Des témoins à la « moralité douteuse » et une preuve peu convaincante de préméditation. Le juge Daniel Royer s’est permis d’écorcher la qualité de la preuve de la Couronne mercredi en condamnant Véronique Manceaux à la prison à vie pour le meurtre « sordide » de Jimmy Méthot.

« Avec le plus grand respect pour le jury, le Tribunal a entériné le verdict puisque rien n’indique qu’il n’a pas été rendu en conformité avec les directives reçues qui sont appropriées en droit jusqu’à la preuve du contraire », a déclaré le juge Royer mercredi, condamnant Véronique Manceaux à la prison à vie sans possibilité de libération conditionnelle avant 25 ans.
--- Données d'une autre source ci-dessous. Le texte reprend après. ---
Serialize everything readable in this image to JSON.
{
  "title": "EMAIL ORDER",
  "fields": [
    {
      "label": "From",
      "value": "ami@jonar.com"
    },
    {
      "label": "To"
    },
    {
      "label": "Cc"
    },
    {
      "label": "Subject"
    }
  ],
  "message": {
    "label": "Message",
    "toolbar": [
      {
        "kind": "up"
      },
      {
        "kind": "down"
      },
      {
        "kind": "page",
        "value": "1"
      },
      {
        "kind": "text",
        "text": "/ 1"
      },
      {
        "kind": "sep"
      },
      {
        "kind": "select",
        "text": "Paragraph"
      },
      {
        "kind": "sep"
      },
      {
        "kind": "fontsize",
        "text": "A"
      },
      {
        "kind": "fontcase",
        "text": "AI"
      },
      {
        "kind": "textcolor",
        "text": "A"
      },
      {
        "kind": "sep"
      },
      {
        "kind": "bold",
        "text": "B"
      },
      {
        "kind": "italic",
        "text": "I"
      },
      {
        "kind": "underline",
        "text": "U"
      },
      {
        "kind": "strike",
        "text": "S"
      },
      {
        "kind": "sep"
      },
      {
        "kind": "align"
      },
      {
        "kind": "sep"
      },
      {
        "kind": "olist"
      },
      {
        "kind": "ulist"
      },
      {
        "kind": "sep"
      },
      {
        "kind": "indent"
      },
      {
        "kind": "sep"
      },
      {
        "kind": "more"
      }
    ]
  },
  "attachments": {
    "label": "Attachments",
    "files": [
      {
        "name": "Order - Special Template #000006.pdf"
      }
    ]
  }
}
Dans la salle d’audience, les proches de Jimmy Méthot se sont mis à applaudir, avant d’être rappelés à l’ordre.

Sous l’effet du crack, Véronique Manceaux a battu et torturé Jimmy Méthot dans sa résidence de LaSalle en septembre 2021. Un complice de 17 ans a participé au meurtre, alors que trois autres personnes ont nettoyé la scène pendant des jours. Les tueurs avaient caché le corps du jeune homme dans un baril. Le verdict ne permet pas de connaître le rôle précis de Manceaux dans le meurtre.

Quand un jury rend un verdict de meurtre au premier degré, le juge n’a aucune discrétion dans l’imposition de la peine. Généralement, les juges se contentent alors de souligner la douleur des victimes et l’horreur du crime. Mais mercredi, le juge Royer a tenu des commentaires inusités avant d’imposer la peine.

Le magistrat a plutôt mis l’accent sur la fragilité de la preuve de la Couronne. Pour reconnaître Véronique Manceaux coupable du meurtre de Jimmy Méthot, le jury devait conclure qu’elle avait prémédité son geste ou que le meurtre avait été commis dans un contexte de séquestration. Ou encore qu’elle a aidé son complice à tuer la victime.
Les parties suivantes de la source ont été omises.